The left has to constantly forge connections between trade unionists and different groups. The strengths in one area have to be brought into other areas: the most advanced sections must set the pace for everyone else. The emergence of strike action in the public sector is hugely hopeful, but it must be allied to a broader general anti-cuts movement that can't be dismissed as sectional, self-interested or single-issue, that isn't overly reliant on the whims of the union bureaucracy.

Realigning the left

I am, like Bambery, rooted in the distinctive strand in the history of British Trotskyism associated with Tony Cliff, i.e. the International Socialist tradition. But why would anyone in 2011 define themselves - and their relationship to the wider Left, movements or class - according to theories developed in the post-WW2 world which are now largely of historical interest?

Elements of these theories are still relevant. Most notably, Cliff's theory of state capitalism enables marxists to defend our tradition against the still widespread assumption that marxism - or more precisely Leninism - can be written off because of the legacy of Stalinism. A revised, updated and accessible version of it is therefore essential.

But you can't possibly define your political stance in 2011 with reference to state capitalism, deflected permanent revolution and the arms economy (if you aren't familiar with these terms, that perhaps illustrates my point).

The crucial issues defining today's left are different. At the theoretical and political levels there are many important issues to engage with: Islamophobia, Libya and 'humanitarian intervention', climate change, the rise of China, the working class today, struggles in Latin America, and so on.

Just as importantly, there are questions of political strategy. Sects build nothing. We need a Left that participates in and strives to influence the wider resistance that develops, identifying political priorities and locating where it can be most effective.

The development of any movement is not blind. It requires conscious intervention and organisation. And that means a stronger left, but specifically a Left that grasps current realities and can adapt and renew itself accordingly.


The importance of internationalism is implicit in Bambery's comments, but it's worth foregrounding this and making it explicit. There are two current political reasons for this.

One is that austerity is pan-European, and the resistance to it will be stronger if internationally co-ordinated. Tomorrow's Europe Against Austerity event is not just another conference. It is a unique opportunity to get our act together as an international movement and co-ordinate resistance.

The other reason is the continuing centrality of imperialism and the 'war on terror' to global politics. Crisis, austerity, revolutions in the Arab world, imperialism and the anti-Muslim backlash are the defining features of our epoch.

Anti-imperialism has to remain a priority for the left, not simply at the level of propaganda but as a guide to action. This means building an anti-war movement, regardless of the level of mobilisation being far lower than during its peak period. This is also, for those of us inside the imperialist countries, the most important and practical way for us to demonstrate solidarity with the Arab revolutions. The closely-related Palestinian solidarity movement is also politically important, now more than ever.

Localism and parochialism are problems in the anti-cuts movement. There are chronic problems with achieving national co-ordination, while too much of the Left is allowing an astonishingly good opportunity for international co-ordination - tomorrow's conference - to largely pass them by.

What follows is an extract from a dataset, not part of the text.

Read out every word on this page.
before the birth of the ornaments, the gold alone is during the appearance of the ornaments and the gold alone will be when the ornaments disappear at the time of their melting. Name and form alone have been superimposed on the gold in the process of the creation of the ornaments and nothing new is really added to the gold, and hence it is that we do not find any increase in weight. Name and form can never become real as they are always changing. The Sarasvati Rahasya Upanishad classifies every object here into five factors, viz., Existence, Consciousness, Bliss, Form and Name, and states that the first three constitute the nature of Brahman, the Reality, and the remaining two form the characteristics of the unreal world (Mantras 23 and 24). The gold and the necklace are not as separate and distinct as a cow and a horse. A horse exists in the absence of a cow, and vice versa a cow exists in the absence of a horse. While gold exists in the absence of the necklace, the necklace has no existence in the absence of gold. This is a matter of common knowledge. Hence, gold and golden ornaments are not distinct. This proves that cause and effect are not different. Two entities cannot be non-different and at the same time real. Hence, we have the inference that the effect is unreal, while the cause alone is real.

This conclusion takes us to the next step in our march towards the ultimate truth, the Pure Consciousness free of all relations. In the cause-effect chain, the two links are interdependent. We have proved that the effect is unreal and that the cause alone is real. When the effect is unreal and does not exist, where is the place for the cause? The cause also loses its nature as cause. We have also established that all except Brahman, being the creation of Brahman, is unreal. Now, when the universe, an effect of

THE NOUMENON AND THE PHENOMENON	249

Austerity is imposed by central government. It is framed by an international crisis. National and international co-ordination and solutions are thus indispensable.

Furthermore, the Left's task has to be to make connections and raise the political level everywhere: bring anti-imperialism into the anti-cuts movement, argue within anti-war circles for participation in anti-austerity struggles, and so on. Politics remains central: not as a propaganda exercise, but as a living, integral part of every act of resistance.